本申请公开了一种文本识别方法及相关装置。该方法包括:获取文本图片;文本图片为包括目标文本的图片;将文本图片输入至文本识别网络进行识别,得到目标文本;文本识别网络的各个层级同时利用文本图片的局域信息和序列信息对目标文本进行识别,局域信息包括目标文本的结构信息,序列信息包括目标文本的上下文序列信息。本方法在基于文本识别网络对文本图片进行识别的过程中,通过并行提取文本图片的局域视觉信息和上下文序列信息,并将文本图片的局域视觉信息和上下文序列信息交互融合,使得在文本识别网络的各个层级都能同时利用文本图片的二元信息,解决了识别过程中文本字符遗漏或是错位的问题,提高了文本识别的准确率及效率。

Description

一种文本识别方法及相关装置 技术领域
本申请涉及场景文本识别(scene text recognition,STR)技术领域,尤其涉及一种文本识别方法及相关装置。
背景技术
场景文本识别指的是通过将特定场景中包含文本信息的文本图片输入到程序中,由程序将输入的包含文本信息的文本图片转换成计算机可理解的文本符号。场景文本识别在计算机视觉领域中为一个重要的分支,在自动驾驶、盲人辅助等应用场景中有着重要作用及前景。

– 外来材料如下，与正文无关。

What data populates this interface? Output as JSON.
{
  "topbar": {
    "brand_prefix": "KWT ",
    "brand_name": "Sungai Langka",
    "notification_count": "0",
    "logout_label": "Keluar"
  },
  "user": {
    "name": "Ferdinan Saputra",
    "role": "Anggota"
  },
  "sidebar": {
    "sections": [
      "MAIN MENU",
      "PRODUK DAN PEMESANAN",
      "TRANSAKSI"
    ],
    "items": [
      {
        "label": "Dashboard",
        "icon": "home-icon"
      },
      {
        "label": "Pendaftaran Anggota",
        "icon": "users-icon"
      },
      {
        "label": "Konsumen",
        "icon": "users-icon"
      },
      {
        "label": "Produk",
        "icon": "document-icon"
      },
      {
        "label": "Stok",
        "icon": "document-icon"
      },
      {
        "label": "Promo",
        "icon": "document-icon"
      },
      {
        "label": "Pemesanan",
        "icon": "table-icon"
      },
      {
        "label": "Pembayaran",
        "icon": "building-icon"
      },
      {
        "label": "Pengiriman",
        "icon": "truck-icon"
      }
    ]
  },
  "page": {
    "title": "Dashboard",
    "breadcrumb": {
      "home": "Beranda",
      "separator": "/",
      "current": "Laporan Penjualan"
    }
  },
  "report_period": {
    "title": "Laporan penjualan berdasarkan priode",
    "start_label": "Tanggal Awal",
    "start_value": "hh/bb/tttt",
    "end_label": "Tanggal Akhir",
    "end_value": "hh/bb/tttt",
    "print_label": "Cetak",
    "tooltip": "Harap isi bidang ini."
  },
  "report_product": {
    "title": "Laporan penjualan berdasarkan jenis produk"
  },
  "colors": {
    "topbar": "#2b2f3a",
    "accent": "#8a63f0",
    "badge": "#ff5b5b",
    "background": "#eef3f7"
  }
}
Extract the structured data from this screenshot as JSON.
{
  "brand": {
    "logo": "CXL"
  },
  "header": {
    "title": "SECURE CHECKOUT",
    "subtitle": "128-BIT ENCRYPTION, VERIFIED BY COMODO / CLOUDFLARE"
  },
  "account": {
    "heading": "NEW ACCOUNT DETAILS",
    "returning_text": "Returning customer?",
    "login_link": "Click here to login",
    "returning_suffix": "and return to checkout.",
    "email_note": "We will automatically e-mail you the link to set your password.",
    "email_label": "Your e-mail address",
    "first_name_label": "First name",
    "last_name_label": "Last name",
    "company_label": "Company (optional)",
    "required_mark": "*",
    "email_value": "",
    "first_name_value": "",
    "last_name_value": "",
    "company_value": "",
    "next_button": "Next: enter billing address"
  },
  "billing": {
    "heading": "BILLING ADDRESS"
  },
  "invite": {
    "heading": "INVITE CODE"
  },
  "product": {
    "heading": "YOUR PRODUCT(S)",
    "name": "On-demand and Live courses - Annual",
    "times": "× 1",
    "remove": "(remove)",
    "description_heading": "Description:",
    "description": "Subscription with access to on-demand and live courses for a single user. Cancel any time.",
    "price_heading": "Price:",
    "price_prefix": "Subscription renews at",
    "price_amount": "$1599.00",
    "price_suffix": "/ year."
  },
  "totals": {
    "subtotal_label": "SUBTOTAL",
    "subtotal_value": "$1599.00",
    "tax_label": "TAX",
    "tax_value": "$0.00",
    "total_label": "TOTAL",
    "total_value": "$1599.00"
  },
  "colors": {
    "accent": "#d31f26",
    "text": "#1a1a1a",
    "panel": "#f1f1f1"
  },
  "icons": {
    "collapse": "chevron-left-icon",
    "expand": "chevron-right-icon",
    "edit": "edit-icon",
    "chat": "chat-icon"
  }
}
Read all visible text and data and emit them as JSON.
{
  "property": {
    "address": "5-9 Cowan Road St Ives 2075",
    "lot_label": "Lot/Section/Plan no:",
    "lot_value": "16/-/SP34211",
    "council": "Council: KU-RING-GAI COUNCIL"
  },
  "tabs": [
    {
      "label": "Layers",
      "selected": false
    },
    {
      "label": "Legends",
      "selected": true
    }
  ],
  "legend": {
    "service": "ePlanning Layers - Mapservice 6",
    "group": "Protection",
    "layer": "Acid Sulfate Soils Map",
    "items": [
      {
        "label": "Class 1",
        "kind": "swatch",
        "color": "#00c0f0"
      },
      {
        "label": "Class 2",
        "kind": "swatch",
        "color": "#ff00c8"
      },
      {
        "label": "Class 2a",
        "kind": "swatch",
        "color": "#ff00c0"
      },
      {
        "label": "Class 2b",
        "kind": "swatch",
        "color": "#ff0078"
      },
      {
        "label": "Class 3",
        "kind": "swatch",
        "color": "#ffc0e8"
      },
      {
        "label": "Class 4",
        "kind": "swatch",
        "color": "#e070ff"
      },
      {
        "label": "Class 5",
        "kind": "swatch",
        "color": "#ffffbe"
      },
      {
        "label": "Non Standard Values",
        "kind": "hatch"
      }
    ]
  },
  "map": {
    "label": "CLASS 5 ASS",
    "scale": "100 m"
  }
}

目前,较为常用的场景文本识别方法是将文本图片输入到卷积神经网络中,提取得到文本图片的局域视觉信息。然后再将文本图片的局域视觉信息输入到循环神经网络中,得到最终的文本序列的识别结果。
但是,上述场景文本识别方法在预测文本字符时容易出现聚焦错误,导致文本字符遗漏或是错位的问题,从而导致文本识别准确率及效率较低。
发明内容
本申请实施例提供了一种文本识别方法及相关装置,在基于文本识别网络对文本图片进行识别的过程中,通过并行提取文本图片的局域视觉信息和上下文序列信息,并将文本图片的局域视觉信息和上下文序列信息交互融合,使得在文本识别网络的各个层级都能同时利用文本图片的二元信息,解决了识别过程中文本字符遗漏或是错位的问题,提高了文本识别的准确率及效率。
第一方面,本申请实施例提供了一种文本识别方法,该方法包括:
获取文本图片;所述文本图片为包括目标文本的图片;
将所述文本图片输入至文本识别网络进行识别,得到所述目标文本;所述文本识别网络的各个层级同时利用所述文本图片的局域信息和序列信息对所述目标文本进行识别,所述局域信息包括所述目标文本的结构信息,所述序列信息包括所述目标文本的上下文序列信息。
目前,对场景文本较为常用的文本识别方法,先将文本图片输入一个完整的卷积神经网络中,提取得到整个文本图片的高层特征,然后将这高层特征直接送入一个循环神经网络中,对整个文本中的每个字符进行分类,得到最终的目标文本序列的识别结果。然而,这种识别模式忽略了上下文序列信息在低层特征上的作用。
本申请实施例中的文本识别方法,与目前常用的文本识别方法相比,能够在低层特征时就引入文本的上下文序列信息,能够使长期与短期信息从低层就开始交互。具体表现为,在基于文本识别网络对文本图片进行识别的过程中,通过并行提取文本图片的局域视觉信息和上下文序列信息,使得在文本识别网络的各个层级都能同时利用文本图片的二元信息,解决了识别过程中文本字符遗漏或是错位的问题,提高了文本识别的准确率及效率。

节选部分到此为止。